El mapa, que de momento solo puede ser modificado por su creador, ya cuenta con 67 delitos violentos y Ciutat Vella vuelve a estar en el ojo del huracán, confirmándose como el barrio más violento y dónde más delitos se producen. Los barrios de Poble Sec y Sants se alzan con el segundo y el tercer lugar de este poco halagador podio. Hurtos, tirones de bolsos y robos de relojes o móviles son, quizás, los más frecuentes, pero aumentan las agresiones sexuales y las peleas entre bandas para conseguir “territorio” donde vender drogas o controlar los robos. Para los ciudadanos está claro, y así lo refleja el Barómetro de la Ciudad, la inseguridad ciudadana ya es el primer problema de Barcelona.

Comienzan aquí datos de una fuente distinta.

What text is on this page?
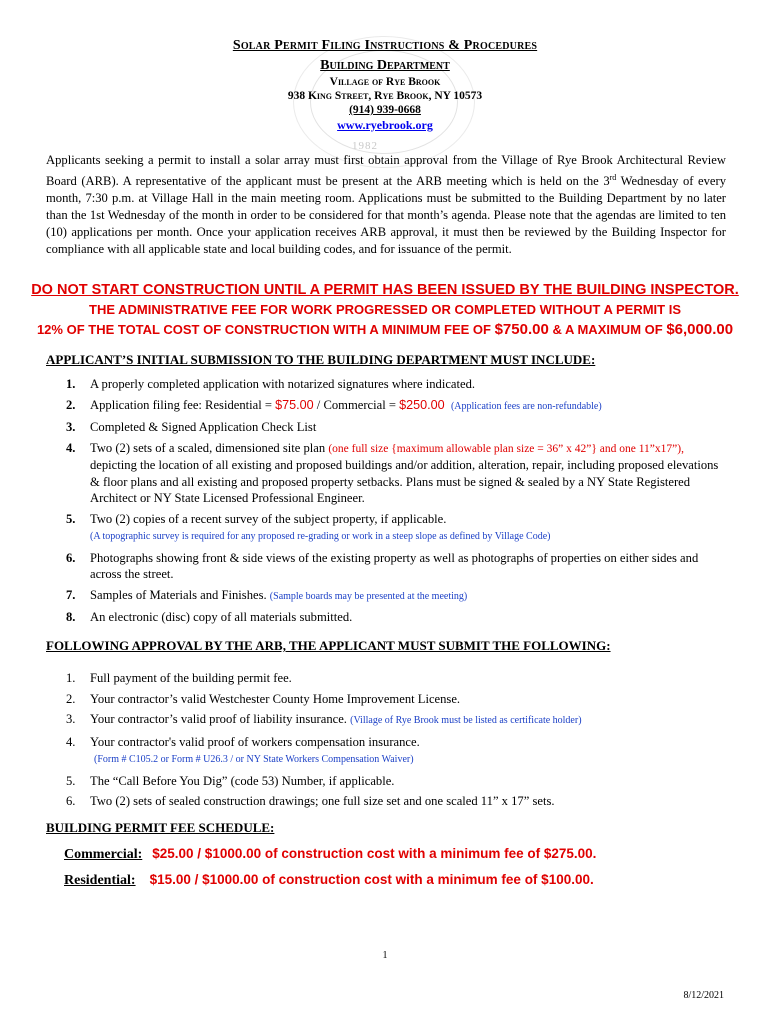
1982
Solar Permit Filing Instructions & Procedures
Building Department
Village of Rye Brook
938 King Street, Rye Brook, NY 10573
(914) 939-0668
www.ryebrook.org
Applicants seeking a permit to install a solar array must first obtain approval from the Village of Rye Brook Architectural Review Board (ARB). A representative of the applicant must be present at the ARB meeting which is held on the 3rd Wednesday of every month, 7:30 p.m. at Village Hall in the main meeting room. Applications must be submitted to the Building Department by no later than the 1st Wednesday of the month in order to be considered for that month’s agenda. Please note that the agendas are limited to ten (10) applications per month. Once your application receives ARB approval, it must then be reviewed by the Building Inspector for compliance with all applicable state and local building codes, and for issuance of the permit.
DO NOT START CONSTRUCTION UNTIL A PERMIT HAS BEEN ISSUED BY THE BUILDING INSPECTOR.
THE ADMINISTRATIVE FEE FOR WORK PROGRESSED OR COMPLETED WITHOUT A PERMIT IS
12% OF THE TOTAL COST OF CONSTRUCTION WITH A MINIMUM FEE OF $750.00 & A MAXIMUM OF $6,000.00
APPLICANT’S INITIAL SUBMISSION TO THE BUILDING DEPARTMENT MUST INCLUDE:
1. A properly completed application with notarized signatures where indicated.
2. Application filing fee: Residential = $75.00 / Commercial = $250.00 (Application fees are non-refundable)
3. Completed & Signed Application Check List
4. Two (2) sets of a scaled, dimensioned site plan (one full size {maximum allowable plan size = 36” x 42”} and one 11”x17”), depicting the location of all existing and proposed buildings and/or addition, alteration, repair, including proposed elevations & floor plans and all existing and proposed property setbacks. Plans must be signed & sealed by a NY State Registered Architect or NY State Licensed Professional Engineer.
5. Two (2) copies of a recent survey of the subject property, if applicable.
(A topographic survey is required for any proposed re-grading or work in a steep slope as defined by Village Code)
6. Photographs showing front & side views of the existing property as well as photographs of properties on either sides and across the street.
7. Samples of Materials and Finishes. (Sample boards may be presented at the meeting)
8. An electronic (disc) copy of all materials submitted.
FOLLOWING APPROVAL BY THE ARB, THE APPLICANT MUST SUBMIT THE FOLLOWING:
1. Full payment of the building permit fee.
2. Your contractor’s valid Westchester County Home Improvement License.
3. Your contractor’s valid proof of liability insurance. (Village of Rye Brook must be listed as certificate holder)
4. Your contractor's valid proof of workers compensation insurance.
(Form # C105.2 or Form # U26.3 / or NY State Workers Compensation Waiver)
5. The “Call Before You Dig” (code 53) Number, if applicable.
6. Two (2) sets of sealed construction drawings; one full size set and one scaled 11” x 17” sets.
BUILDING PERMIT FEE SCHEDULE:
Commercial: $25.00 / $1000.00 of construction cost with a minimum fee of $275.00.
Residential: $15.00 / $1000.00 of construction cost with a minimum fee of $100.00.
1
8/12/2021
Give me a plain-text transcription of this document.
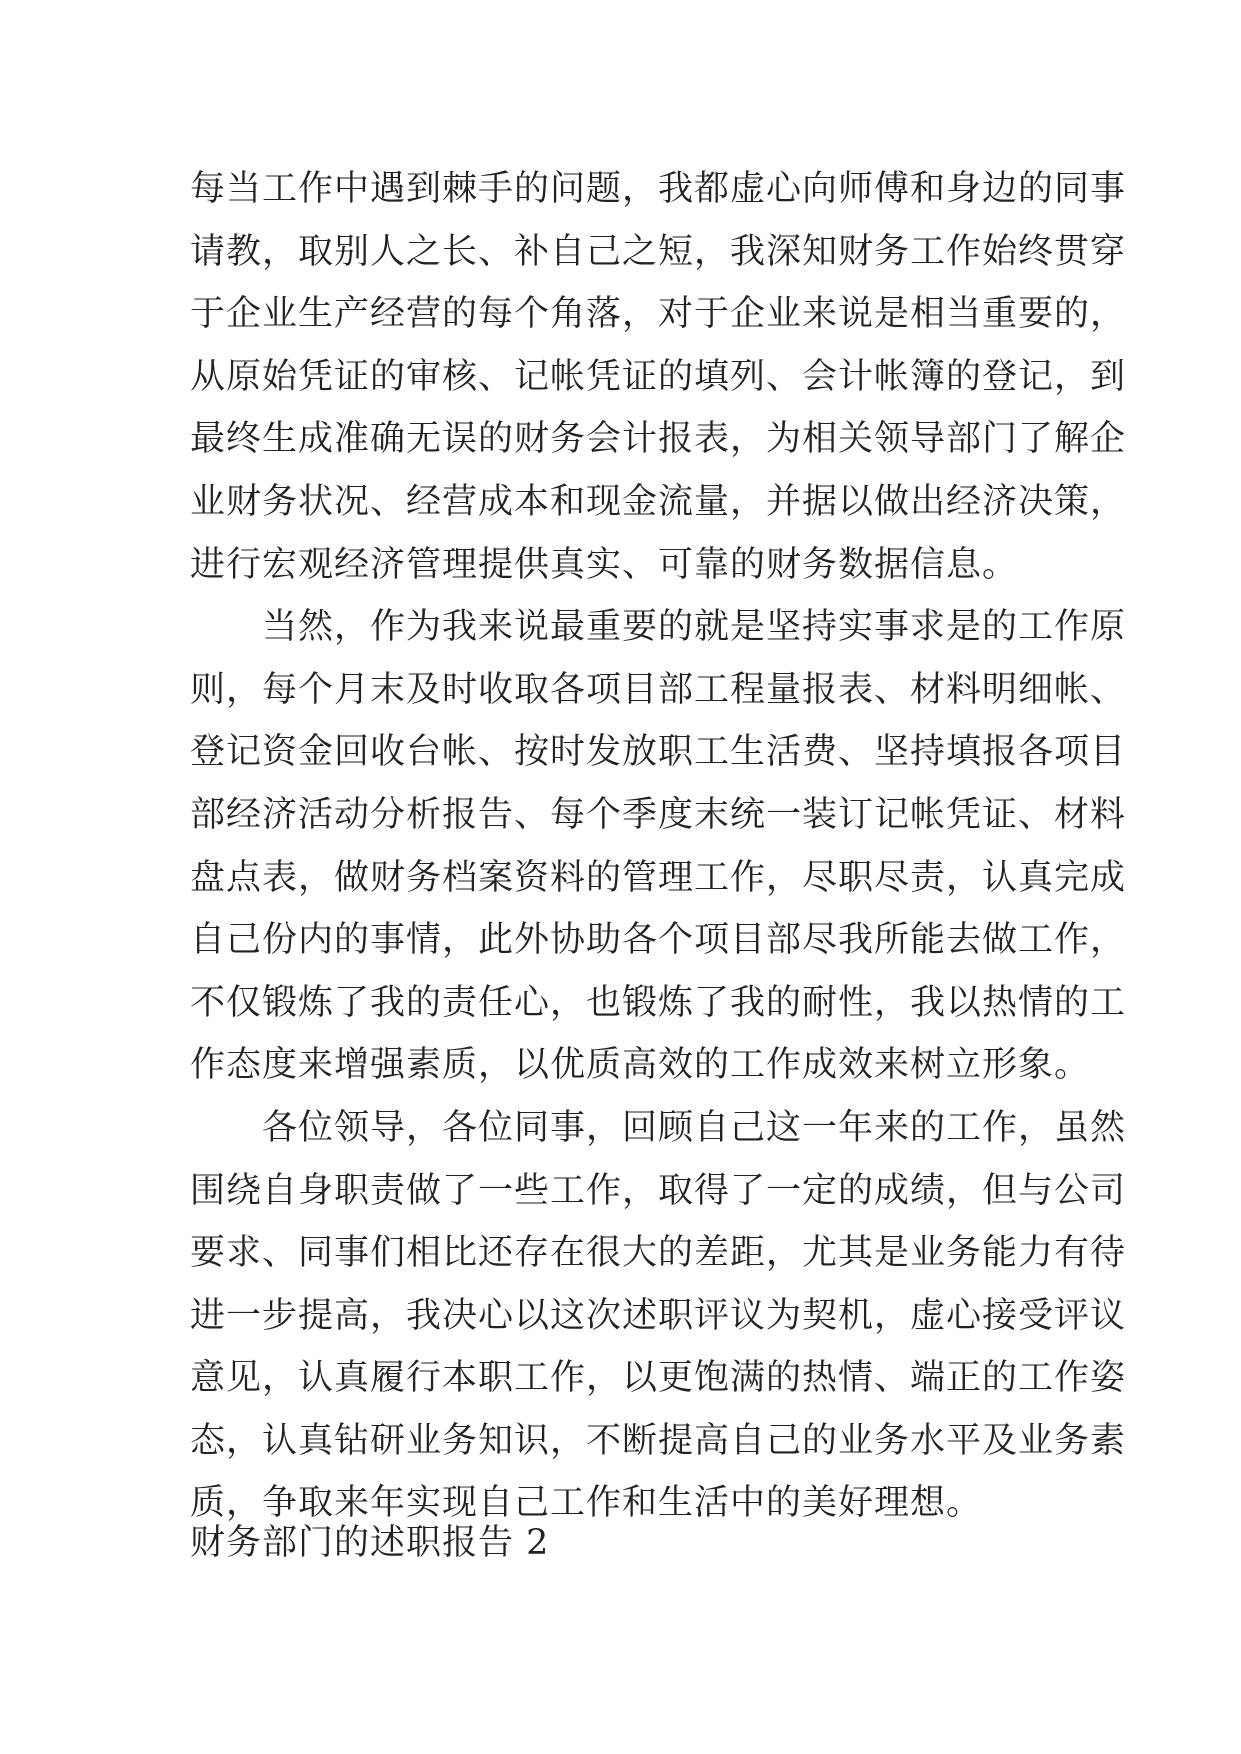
每当工作中遇到棘手的问题，我都虚心向师傅和身边的同事
请教，取别人之长、补自己之短，我深知财务工作始终贯穿
于企业生产经营的每个角落，对于企业来说是相当重要的，
从原始凭证的审核、记帐凭证的填列、会计帐簿的登记，到
最终生成准确无误的财务会计报表，为相关领导部门了解企
业财务状况、经营成本和现金流量，并据以做出经济决策，
进行宏观经济管理提供真实、可靠的财务数据信息。
　　当然，作为我来说最重要的就是坚持实事求是的工作原
则，每个月末及时收取各项目部工程量报表、材料明细帐、
登记资金回收台帐、按时发放职工生活费、坚持填报各项目
部经济活动分析报告、每个季度末统一装订记帐凭证、材料
盘点表，做财务档案资料的管理工作，尽职尽责，认真完成
自己份内的事情，此外协助各个项目部尽我所能去做工作，
不仅锻炼了我的责任心，也锻炼了我的耐性，我以热情的工
作态度来增强素质，以优质高效的工作成效来树立形象。
　　各位领导，各位同事，回顾自己这一年来的工作，虽然
围绕自身职责做了一些工作，取得了一定的成绩，但与公司
要求、同事们相比还存在很大的差距，尤其是业务能力有待
进一步提高，我决心以这次述职评议为契机，虚心接受评议
意见，认真履行本职工作，以更饱满的热情、端正的工作姿
态，认真钻研业务知识，不断提高自己的业务水平及业务素
质，争取来年实现自己工作和生活中的美好理想。
财务部门的述职报告 2
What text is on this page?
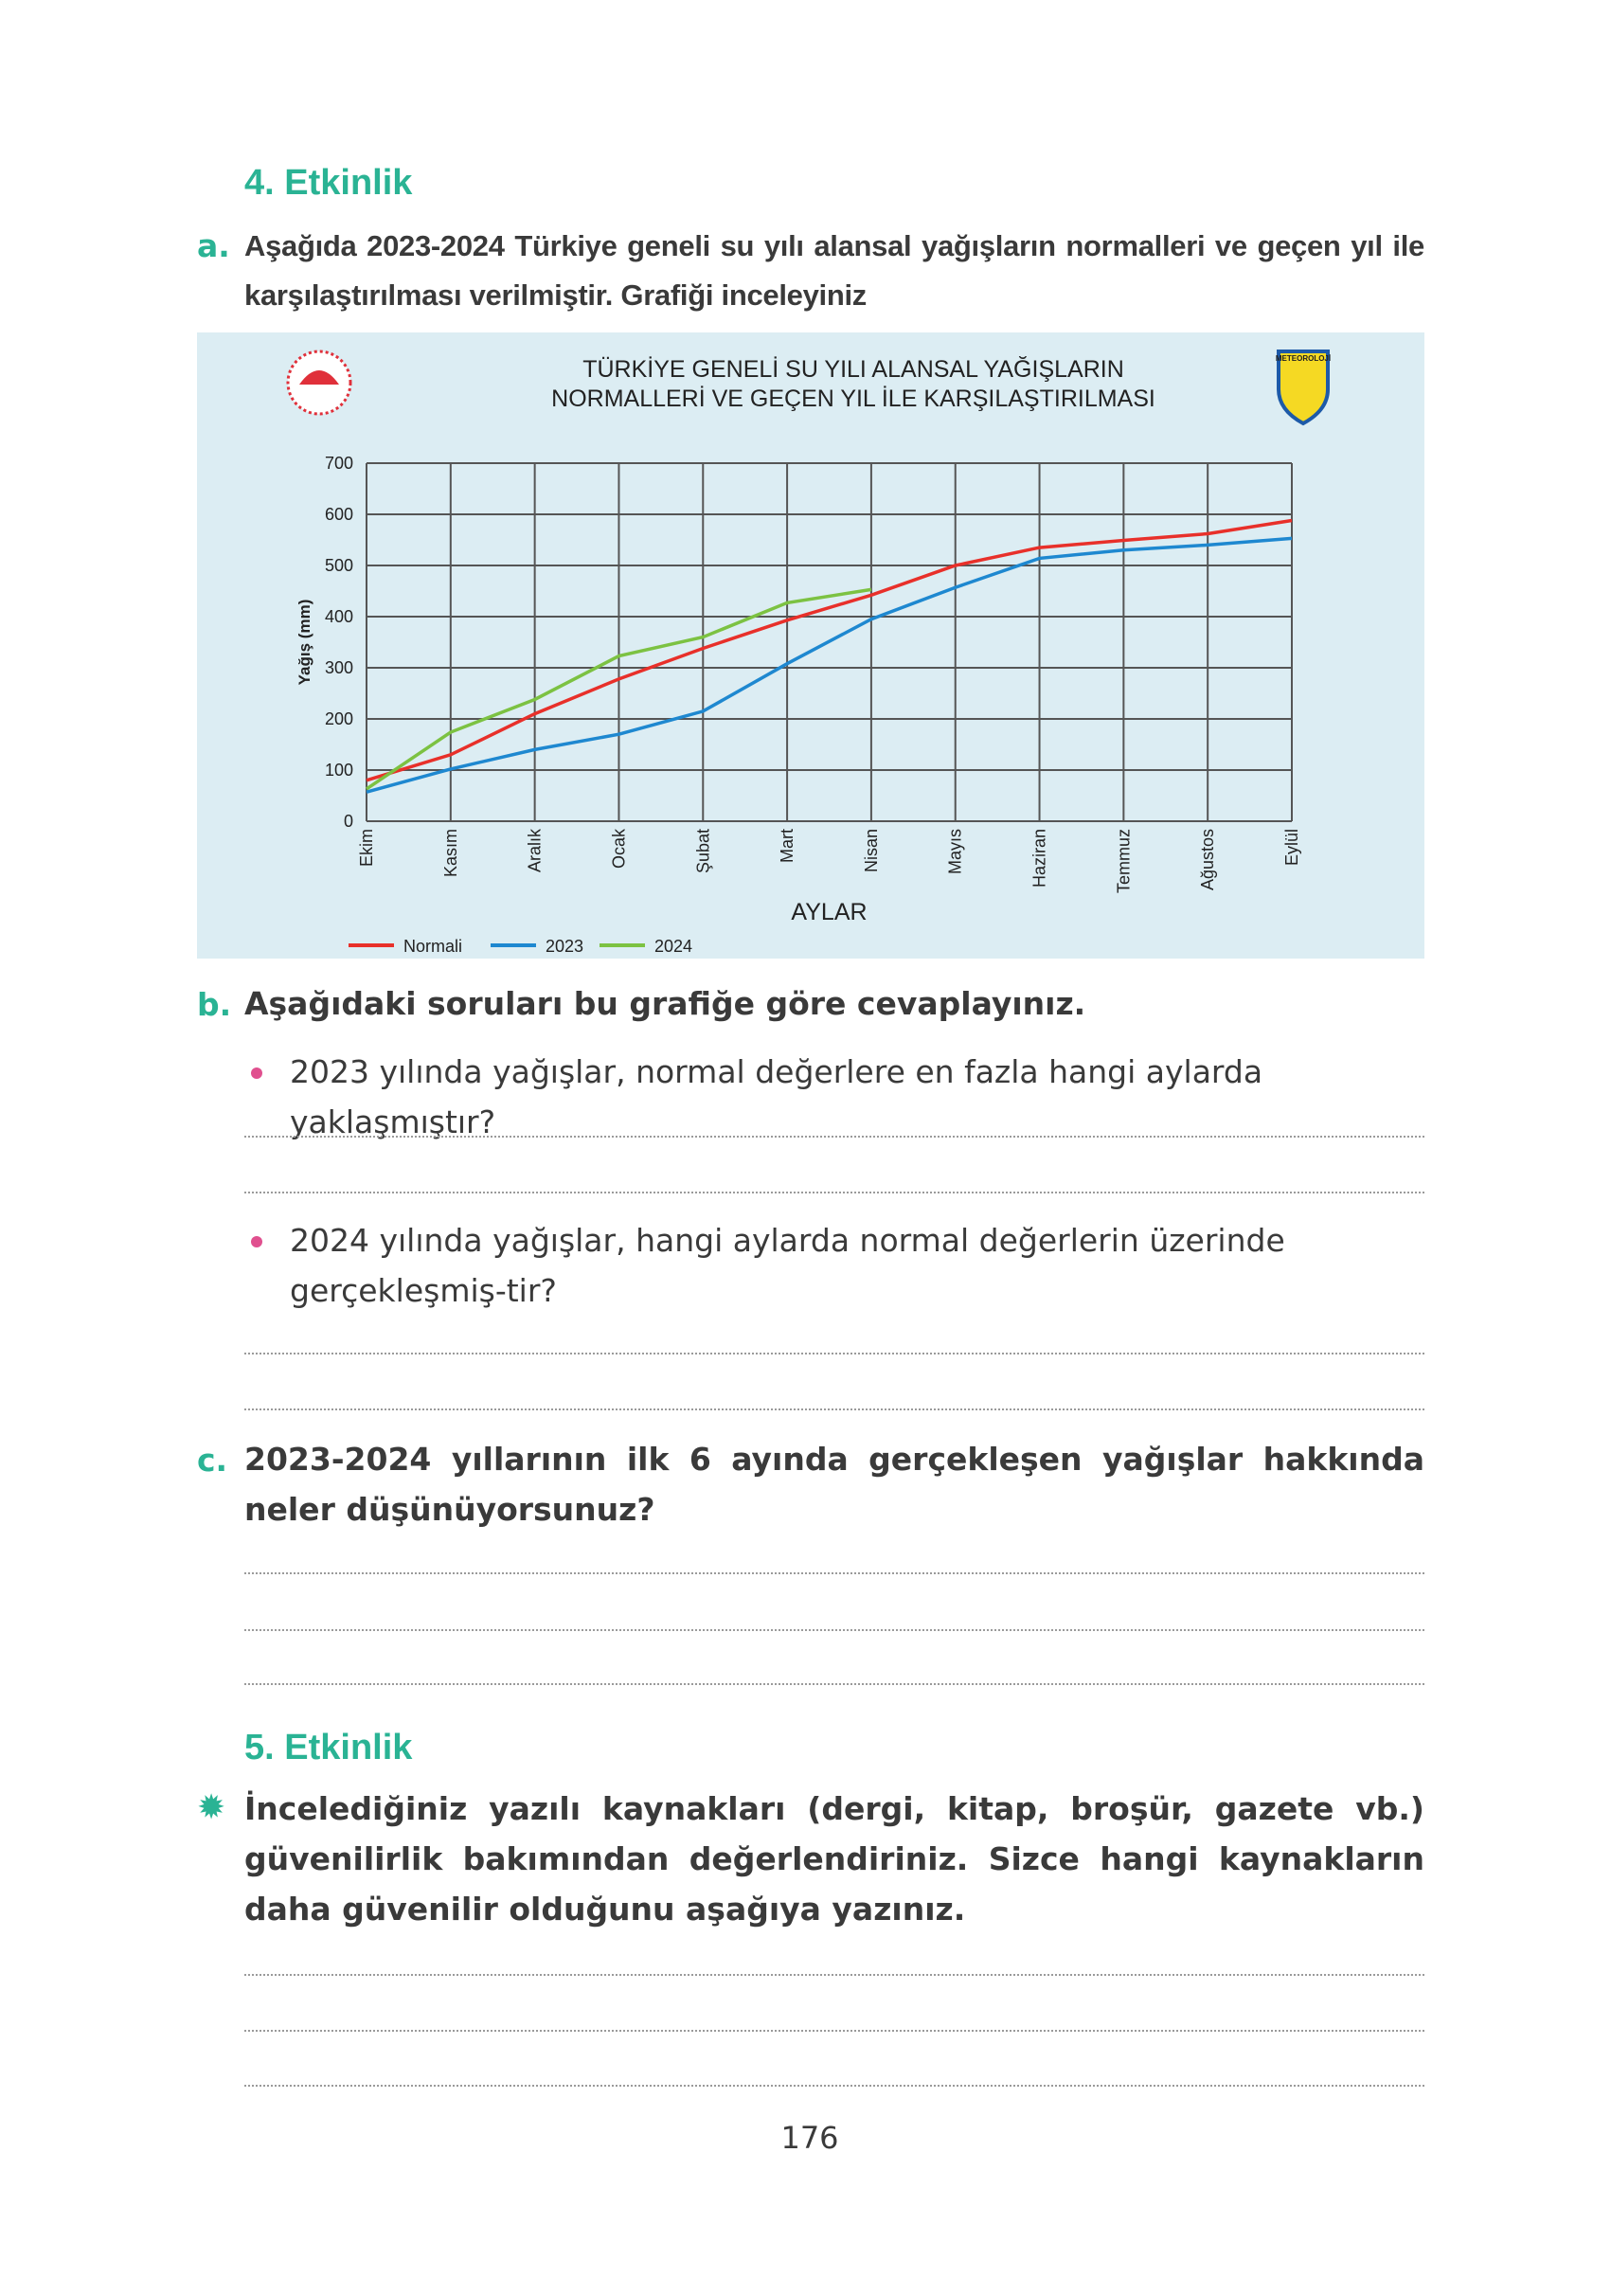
4. Etkinlik
a. Aşağıda 2023-2024 Türkiye geneli su yılı alansal yağışların normalleri ve geçen yıl ile karşılaştırılması verilmiştir. Grafiği inceleyiniz
TÜRKİYE GENELİ SU YILI ALANSAL YAĞIŞLARIN
NORMALLERİ VE GEÇEN YIL İLE KARŞILAŞTIRILMASI
METEOROLOJİ
0
100
200
300
400
500
600
700
Ekim	Kasım	Aralık	Ocak	Şubat	Mart	Nisan	Mayıs	Haziran	Temmuz	Ağustos	Eylül
Yağış (mm)
AYLAR
Normali	2023	2024
b. Aşağıdaki soruları bu grafiğe göre cevaplayınız.
2023 yılında yağışlar, normal değerlere en fazla hangi aylarda yaklaşmıştır?
2024 yılında yağışlar, hangi aylarda normal değerlerin üzerinde gerçekleşmiş-tir?
c. 2023-2024 yıllarının ilk 6 ayında gerçekleşen yağışlar hakkında neler düşünüyorsunuz?
5. Etkinlik
✹ İncelediğiniz yazılı kaynakları (dergi, kitap, broşür, gazete vb.) güvenilirlik bakımından değerlendiriniz. Sizce hangi kaynakların daha güvenilir olduğunu aşağıya yazınız.
176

La agresión sexual sufrida por una mujer el pasado 20 de abril en la zona de Drassanes vuelve a poner a Barcelona en el punto de mira en cuanto a la inseguridad ciudadana. Una brutal agresión que la ha hecho volver a muchos diarios internacionales como The Guardian, Liberation o incluso la BBC, alertando del peligro del crecimiento de la violencia a la ciudad. Los vecinos del Raval todavía se hacen cruces de que las reiteradas denuncias que habían interpuesto contra el presunto violador cayeran en saco roto, “denunciamos las actitudes violentas de este individuo, que días antes había provocado un incendio y se encaró con Guardia Urbana y los mismos vecinos”, afirma en un comunicado Ivan Rivera, portavoz de la asociación de vecinos Illa Robadors, “la situación del Raval es alarmante, pero casos como este se habrían podido evitar si hubiera un mayor control policial”.

Una semana antes de cometer el delito, el presunto violador, un hombre de 32 años de origen magrebí y con problemas psicológicos, arrancó el cableado de una fachada, se peleó con unos vecinos de la calle Robadors y provocó un incendio al quemar, primero unos buzones y después un colchón en un edificio, “vivimos en una situación de violencia constante, y desde el Ayuntamiento hacen oídos sordos”, se queja Vila. El consistorio barcelonés, bajo el mando de Colau, ha recortado y casi descabezado la Guardia Urbana, limitando una buena parte de sus funciones, al mismo tiempo que reclama a los Mossos, una mayor presencia. Las críticas a la dejadez municipal en materia de seguridad ciudadana son el run run de una campaña electoral que se está dirimiendo en las calles y donde el Raval tiene mucho que decir.